As metáforas – lindas – colocando o estado de espírito dos pais como personagens, os caprichos da vida – a mãe que esbarra na máquina, que bate na bola, que cai da prateleira, rola pela casa até bater na toca discos... E ver aquela a distância abismal se transformar em proximidade é tão bonito...
Na história do desenho, a menina teve sua escola invadida e tomou um tiro. Na nossa história, uma creche foi invadida e várias crianças foram mortas por faca; depois a polícia do Rio surta, assume um lado dúbio, escuro e indefinível e violentamente mata 27 pessoas. As sombras da nossa animação brasileira foram muito mais densas e terríveis... bandidos ou inocentes, quem decide quem vive ou morre não é a polícia.
Mas como no desenho, creio que semanas de pesadelo assim podem nos unir como uma família em luto. Como uma família que vê que esteve à beira dessas perdas terríveis e não quis se envolver – mas que precisa se envolver.
Eu convido todos a verem esse desenho na Netflix, pensando em coisas que precisamos mudar nas nossas atitudes. O Paulo Gustavo não precisava morrer assim porque as vacinas existem; o delegado de Santa Catarina tem que investigar o que aconteceu com essas crianças minuciosamente porque precisamos entender o que rompe com os nossos freios a tal ponto de crianças serem assassinadas na escola; o mesmo se aplica à isto, chamado equivocadamente de polícia do Rio. Vá se estudar porque quem mata precisa ir pra cadeia. Lugar de quem mata qualquer pessoa é na cadeia.
Os corações de tantos pais que perderam filhos estão rasgados. Mas o espírito humano pode – e só ele pode – nos fazer ressurgir das nossas cinzas.
Há um dia das mães que será chuvoso e triste dentro de cada um de nós. O Brasil perde mães, que perderam filhos, que perderam maridos, que perderam seus pais e amigos.
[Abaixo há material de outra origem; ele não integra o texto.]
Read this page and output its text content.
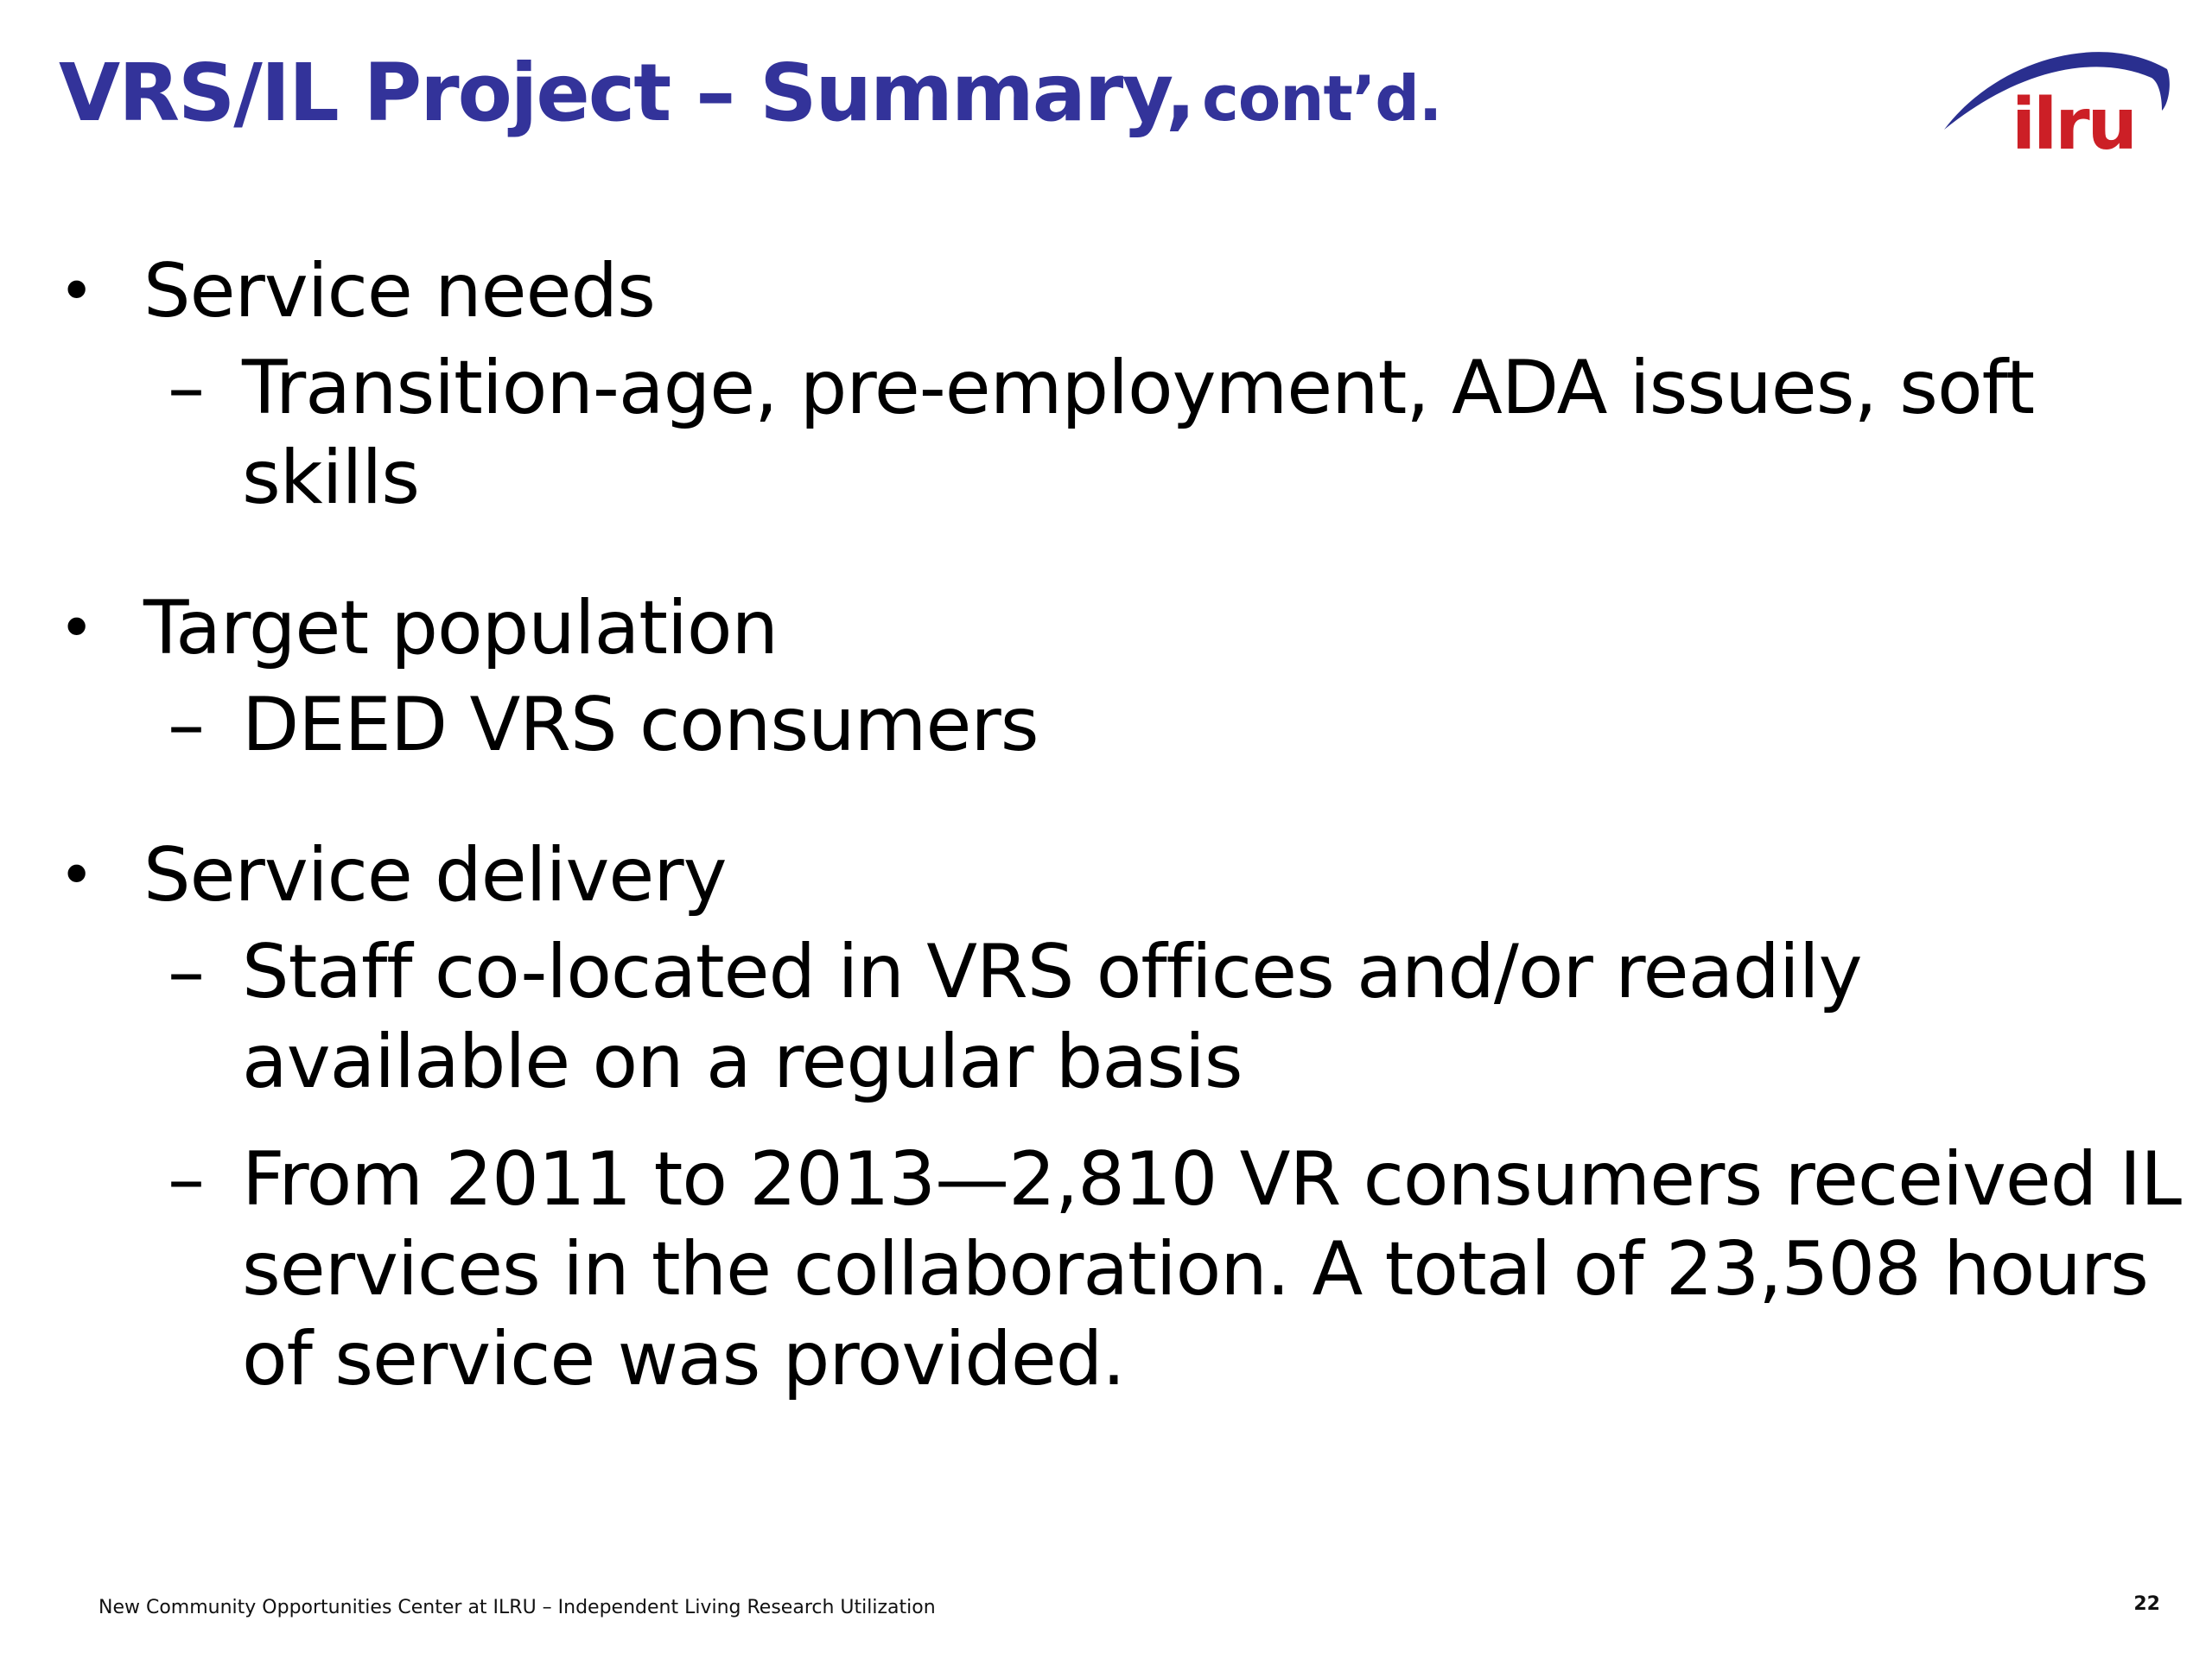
VRS/IL Project – Summary, cont’d.	ilru
• Service needs
– Transition-age, pre-employment, ADA issues, soft skills
• Target population
– DEED VRS consumers
• Service delivery
– Staff co-located in VRS offices and/or readily available on a regular basis
– From 2011 to 2013—2,810 VR consumers received IL services in the collaboration. A total of 23,508 hours of service was provided.
New Community Opportunities Center at ILRU – Independent Living Research Utilization	22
Que amanhã nasça a nossa marca de nunca mais sermos vencidos de novo pela dor da omissão.
Assistam o desenho. Chorem por todos os que perdemos. Vamos nos unir contra quem mata, por favor.
Ana Ribeiro, diretora de cinema, teatro e TV
Todos, mais tarde ou mais cedo, vivemos lutos. Depois de iniciar a pandemia nem se fala. Todos entramos nessa caverna e todos de alguma forma teremos de aprender que a saída será por outro lugar. E aprender a encontrar a saída. E fazer coisas boas com isso. Todos vamos tentar manter vivas para sempre as pessoas que perdemos. Todos mudaremos. Todos poderemos ser ainda melhores do que éramos.
Não admira que esta curta de animação tenha ganho o Óscar de 2021. Que tenha ganho tantos prêmios. Merece tudo isso e merece e deve ser vista.
Simplicidade, assertividade, sensibilidade, maturidade, esperança, amor, vai encontrar aqui. Um traço simples, desenhos de uma extrema beleza, aparentemente imperfeitos. Não existe uma palavra, um som e tantas palavras, tantas frases, tantas conversas, tantas memórias encontramos ali. É emocionante, é intenso, é belo.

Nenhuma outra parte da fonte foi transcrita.